Despite the slow impact in aggregate productivity data, digital transformation is impacting productivity in individual firms and increasingly also in certain industries.

But larger impacts will emerge as digital transformation evolves and digital technologies, business models and practices diffuse to a greater number of firms and industries, and as digital-intensive firms gain market share.

To accelerate digital penetration, KPMG Professional Services have stressed the need to deepen Nigeria’s financial inclusion. Nigeria is Africa’s biggest economy, home about 200 million people, making it the continent’s most populous nation.

Digital technology is essential for Nigeria’s economic diversification and access to Internet and mobile has improved remarkably, helping to drive non-oil GDP growth

At a news conference in Lagos, to announce the 2019 KPMG Digital Summit, the firm argued that the country must adopt a lower cost to service model to enable low-income earners to have access to digital technology.

Specifically, Partner/Lead, Digital Transformation, KPMG in Africa, Boye Ademola, said Nigeria is certainly a leading destination in Africa in technology perspective, in terms of the use of technology and its application, but added that there is still much to do particularly in terms of penetration

“Nigeria’s financial inclusion can be better, that is one of the things we can do with this technology. How do we bring more people and make them more financially-included? If you look at things like the cost to serve, that also is something that technology can help with.

“Because of the different segments of our population, not everyone can afford to pay a premium, and therefore, we need to look at the cost to serve model to be able to serve the lower end of the ladder.”

Also speaking, Partner, Management Consultant, KPMG in Nigeria, Segun Sowande, pointed out that the government can help harness digital technology, and ensure that these impacts emerge by engaging in supportive and appropriate policy actions.

According to him, policies should promote successful diffusion to unleash the potential of ICTs and digital tools for firms to increase productivity

“Opportunities to leverage digital a lot more, is going to be in the areas of human capital development like the whole educational system, how do we use technology to enhance healthcare delivery, these are areas that can have a significant impact on us as a country.

“The more we can come up with the right type of solution that will bridge the gap in those spaces; the more it would make a significant impact in terms of our social ecosystem.
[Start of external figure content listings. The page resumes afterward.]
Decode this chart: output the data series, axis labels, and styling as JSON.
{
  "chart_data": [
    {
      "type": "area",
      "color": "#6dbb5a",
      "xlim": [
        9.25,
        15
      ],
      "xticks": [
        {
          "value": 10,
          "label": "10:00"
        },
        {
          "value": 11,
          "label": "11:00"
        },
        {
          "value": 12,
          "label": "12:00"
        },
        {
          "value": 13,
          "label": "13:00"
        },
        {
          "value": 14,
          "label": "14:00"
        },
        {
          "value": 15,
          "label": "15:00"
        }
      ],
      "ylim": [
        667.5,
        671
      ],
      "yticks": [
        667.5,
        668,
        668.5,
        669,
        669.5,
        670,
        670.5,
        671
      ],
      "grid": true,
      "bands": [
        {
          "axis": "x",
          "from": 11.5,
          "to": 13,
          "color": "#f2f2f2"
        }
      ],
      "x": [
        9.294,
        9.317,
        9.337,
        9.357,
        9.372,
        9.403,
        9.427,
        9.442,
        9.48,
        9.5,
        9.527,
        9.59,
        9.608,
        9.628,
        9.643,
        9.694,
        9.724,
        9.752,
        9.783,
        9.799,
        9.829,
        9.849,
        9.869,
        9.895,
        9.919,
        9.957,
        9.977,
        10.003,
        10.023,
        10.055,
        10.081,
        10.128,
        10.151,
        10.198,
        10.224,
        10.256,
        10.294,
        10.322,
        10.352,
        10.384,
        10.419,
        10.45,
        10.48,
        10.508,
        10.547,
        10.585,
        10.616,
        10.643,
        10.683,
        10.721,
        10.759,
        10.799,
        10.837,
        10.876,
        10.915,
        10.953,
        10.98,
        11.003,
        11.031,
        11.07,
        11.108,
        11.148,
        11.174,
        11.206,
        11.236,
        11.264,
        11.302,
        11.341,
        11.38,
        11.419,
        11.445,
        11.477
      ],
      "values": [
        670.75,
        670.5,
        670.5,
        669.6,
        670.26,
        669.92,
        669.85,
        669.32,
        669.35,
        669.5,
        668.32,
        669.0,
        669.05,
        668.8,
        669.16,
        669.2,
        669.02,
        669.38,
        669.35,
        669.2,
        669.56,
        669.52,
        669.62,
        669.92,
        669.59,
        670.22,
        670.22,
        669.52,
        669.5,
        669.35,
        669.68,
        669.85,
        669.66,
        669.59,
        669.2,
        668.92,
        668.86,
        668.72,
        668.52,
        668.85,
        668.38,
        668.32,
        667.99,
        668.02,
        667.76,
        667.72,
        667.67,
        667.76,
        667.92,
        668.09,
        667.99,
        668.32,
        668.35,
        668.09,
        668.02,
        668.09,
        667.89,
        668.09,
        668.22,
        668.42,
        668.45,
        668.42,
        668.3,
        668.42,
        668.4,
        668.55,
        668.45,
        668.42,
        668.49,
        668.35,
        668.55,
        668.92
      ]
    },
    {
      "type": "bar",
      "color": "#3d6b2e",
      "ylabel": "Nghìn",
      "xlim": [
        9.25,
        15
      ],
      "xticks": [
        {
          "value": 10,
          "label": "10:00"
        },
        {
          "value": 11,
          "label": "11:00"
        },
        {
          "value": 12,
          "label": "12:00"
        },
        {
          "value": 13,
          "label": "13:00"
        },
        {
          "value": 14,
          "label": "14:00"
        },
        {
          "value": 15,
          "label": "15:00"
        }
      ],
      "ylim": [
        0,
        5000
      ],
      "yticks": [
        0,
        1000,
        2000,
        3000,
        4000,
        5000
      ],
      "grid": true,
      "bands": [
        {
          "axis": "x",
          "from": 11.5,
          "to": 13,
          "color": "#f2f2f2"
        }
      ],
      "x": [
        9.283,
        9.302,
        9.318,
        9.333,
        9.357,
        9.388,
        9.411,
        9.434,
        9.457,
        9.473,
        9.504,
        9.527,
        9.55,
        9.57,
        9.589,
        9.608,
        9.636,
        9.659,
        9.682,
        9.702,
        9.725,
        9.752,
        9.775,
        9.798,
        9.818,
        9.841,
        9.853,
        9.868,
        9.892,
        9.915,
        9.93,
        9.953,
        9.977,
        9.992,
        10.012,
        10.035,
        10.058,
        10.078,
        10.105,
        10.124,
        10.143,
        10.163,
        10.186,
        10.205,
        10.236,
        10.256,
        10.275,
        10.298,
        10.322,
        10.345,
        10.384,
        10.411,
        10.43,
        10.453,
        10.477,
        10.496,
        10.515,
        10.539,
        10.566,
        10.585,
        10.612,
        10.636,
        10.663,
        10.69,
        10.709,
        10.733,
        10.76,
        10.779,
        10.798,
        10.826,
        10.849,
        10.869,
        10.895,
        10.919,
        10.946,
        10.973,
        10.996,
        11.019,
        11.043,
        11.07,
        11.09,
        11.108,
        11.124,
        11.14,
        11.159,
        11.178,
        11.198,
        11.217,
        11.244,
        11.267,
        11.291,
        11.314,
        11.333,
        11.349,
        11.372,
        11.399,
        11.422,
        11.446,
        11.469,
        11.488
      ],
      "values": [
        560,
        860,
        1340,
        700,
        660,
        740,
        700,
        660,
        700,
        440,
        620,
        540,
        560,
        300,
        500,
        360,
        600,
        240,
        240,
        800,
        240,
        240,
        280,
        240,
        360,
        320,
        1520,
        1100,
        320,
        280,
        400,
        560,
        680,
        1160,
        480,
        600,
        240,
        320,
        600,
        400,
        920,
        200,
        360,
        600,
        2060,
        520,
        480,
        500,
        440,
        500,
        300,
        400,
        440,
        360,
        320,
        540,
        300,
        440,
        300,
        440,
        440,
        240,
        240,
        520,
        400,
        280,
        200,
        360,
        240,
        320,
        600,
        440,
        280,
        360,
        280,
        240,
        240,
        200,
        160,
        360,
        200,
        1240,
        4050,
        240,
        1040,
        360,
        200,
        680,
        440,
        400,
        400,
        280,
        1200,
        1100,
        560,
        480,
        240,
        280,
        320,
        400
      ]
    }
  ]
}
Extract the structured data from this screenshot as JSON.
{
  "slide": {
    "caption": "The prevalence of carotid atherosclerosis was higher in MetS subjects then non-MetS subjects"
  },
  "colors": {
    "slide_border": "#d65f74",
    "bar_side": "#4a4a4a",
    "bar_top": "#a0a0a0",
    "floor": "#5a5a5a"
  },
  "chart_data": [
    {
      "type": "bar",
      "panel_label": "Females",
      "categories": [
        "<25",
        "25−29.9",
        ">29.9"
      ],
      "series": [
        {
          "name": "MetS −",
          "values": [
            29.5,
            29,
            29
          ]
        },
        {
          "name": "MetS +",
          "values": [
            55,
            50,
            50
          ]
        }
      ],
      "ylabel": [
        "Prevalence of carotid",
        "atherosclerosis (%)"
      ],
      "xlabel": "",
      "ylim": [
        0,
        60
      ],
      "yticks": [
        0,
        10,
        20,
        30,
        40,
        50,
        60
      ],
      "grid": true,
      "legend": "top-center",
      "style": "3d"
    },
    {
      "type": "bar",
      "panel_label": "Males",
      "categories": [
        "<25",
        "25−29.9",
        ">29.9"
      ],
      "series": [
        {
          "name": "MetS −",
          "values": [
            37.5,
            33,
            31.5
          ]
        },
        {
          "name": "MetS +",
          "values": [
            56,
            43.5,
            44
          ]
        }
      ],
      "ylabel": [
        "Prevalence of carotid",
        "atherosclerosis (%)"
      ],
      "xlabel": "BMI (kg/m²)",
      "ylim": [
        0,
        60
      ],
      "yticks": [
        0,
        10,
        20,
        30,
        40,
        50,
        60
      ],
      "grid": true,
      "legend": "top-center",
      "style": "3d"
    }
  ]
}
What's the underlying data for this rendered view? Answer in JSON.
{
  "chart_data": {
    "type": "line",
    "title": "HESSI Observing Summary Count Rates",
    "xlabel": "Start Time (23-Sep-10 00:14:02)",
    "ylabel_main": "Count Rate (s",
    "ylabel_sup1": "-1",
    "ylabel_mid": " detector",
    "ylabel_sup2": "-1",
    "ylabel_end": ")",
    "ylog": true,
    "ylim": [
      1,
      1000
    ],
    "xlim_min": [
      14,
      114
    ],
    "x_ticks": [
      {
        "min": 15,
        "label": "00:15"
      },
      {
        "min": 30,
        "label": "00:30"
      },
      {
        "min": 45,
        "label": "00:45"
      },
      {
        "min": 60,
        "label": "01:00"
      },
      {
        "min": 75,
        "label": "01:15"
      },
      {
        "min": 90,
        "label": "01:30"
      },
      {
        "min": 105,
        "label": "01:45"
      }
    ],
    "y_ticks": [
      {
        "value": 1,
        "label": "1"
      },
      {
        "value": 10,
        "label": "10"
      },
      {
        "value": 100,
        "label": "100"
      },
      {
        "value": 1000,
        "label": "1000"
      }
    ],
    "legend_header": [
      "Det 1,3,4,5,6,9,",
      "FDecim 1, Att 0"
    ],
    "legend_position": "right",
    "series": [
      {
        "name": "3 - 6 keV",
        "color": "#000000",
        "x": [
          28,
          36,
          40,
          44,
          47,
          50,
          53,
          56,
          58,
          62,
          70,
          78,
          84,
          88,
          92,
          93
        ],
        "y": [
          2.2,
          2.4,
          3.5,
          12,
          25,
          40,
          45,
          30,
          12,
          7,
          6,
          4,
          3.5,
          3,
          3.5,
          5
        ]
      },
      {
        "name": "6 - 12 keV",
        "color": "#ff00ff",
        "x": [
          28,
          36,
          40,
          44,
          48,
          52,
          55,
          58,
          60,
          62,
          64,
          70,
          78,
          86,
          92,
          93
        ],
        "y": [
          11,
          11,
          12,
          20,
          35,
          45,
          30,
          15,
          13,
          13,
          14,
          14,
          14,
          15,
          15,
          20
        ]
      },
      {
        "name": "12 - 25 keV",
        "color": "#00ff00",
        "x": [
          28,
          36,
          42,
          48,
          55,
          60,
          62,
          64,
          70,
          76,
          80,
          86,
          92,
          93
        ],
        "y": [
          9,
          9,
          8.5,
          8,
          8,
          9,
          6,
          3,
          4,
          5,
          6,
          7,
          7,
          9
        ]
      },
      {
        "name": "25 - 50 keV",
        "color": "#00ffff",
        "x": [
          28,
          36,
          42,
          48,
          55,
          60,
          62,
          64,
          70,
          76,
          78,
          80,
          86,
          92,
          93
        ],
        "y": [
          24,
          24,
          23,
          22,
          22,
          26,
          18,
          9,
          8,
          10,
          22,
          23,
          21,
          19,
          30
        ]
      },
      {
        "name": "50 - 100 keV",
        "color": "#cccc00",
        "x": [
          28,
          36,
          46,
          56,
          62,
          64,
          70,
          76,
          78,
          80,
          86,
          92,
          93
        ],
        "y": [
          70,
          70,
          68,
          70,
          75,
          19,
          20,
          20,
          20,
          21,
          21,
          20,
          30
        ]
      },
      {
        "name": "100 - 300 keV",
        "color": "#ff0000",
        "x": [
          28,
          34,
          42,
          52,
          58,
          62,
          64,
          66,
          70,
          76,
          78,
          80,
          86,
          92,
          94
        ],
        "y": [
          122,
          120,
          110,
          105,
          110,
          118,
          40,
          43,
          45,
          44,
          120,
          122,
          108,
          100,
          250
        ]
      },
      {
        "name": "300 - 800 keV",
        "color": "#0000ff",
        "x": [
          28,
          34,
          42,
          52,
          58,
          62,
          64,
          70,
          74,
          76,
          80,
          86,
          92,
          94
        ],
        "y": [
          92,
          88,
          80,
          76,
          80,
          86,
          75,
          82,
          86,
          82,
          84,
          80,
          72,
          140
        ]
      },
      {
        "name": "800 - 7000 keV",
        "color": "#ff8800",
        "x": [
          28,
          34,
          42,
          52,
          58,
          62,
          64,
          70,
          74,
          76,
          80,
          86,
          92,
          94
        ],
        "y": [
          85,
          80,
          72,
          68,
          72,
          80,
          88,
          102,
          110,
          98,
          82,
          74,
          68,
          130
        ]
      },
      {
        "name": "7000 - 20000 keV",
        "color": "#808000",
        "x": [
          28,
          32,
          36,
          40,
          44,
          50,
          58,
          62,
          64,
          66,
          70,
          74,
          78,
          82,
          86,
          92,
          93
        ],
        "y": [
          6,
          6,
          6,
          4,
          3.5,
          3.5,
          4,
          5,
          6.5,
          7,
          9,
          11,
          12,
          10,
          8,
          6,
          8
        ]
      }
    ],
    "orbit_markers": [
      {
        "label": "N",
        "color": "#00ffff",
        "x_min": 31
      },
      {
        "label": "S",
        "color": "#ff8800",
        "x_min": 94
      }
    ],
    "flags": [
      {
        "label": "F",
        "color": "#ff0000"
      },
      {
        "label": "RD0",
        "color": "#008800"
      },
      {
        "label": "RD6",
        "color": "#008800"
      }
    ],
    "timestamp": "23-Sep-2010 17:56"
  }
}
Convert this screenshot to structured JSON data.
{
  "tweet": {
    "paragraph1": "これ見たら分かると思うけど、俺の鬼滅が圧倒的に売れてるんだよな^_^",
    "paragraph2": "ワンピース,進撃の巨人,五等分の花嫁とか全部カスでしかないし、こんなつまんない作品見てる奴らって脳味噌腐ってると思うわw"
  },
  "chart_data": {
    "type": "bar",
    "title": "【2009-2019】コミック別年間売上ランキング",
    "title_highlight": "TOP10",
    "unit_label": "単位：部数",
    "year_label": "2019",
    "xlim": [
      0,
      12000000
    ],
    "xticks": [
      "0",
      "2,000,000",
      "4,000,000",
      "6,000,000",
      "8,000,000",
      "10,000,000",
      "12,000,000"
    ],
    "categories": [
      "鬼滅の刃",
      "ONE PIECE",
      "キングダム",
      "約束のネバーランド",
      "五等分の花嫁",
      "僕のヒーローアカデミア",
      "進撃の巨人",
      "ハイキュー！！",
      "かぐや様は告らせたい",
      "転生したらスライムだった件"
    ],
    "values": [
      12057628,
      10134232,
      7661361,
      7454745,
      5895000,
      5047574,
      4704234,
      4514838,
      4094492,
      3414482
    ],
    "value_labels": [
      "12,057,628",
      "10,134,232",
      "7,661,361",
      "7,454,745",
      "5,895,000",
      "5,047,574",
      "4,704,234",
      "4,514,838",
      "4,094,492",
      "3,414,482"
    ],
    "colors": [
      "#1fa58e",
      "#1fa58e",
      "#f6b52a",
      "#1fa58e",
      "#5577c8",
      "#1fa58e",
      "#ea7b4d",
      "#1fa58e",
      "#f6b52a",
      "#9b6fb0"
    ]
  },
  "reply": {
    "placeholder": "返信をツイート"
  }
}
These are areas to be explored as we go into the future.”

The Associate Director, Deal Advisory, KPMG in Nigeria, Dolapo Adeosun, said a lot of investors are looking at Nigeria’s fintech as a viable investment hub, noting that a lot of capital is currently chasing investment in technology.

“Two years ago, maybe the focus was on payment, but now we see quite a lot of investment going into lending, we talk about financial inclusion, investment in technology.

“There are lots of capitals chasing that, there are different stages. A few of our fintechs are start-ups, but we have started seeing a lot of them merge and become bigger and capital is being invested into these businesses.”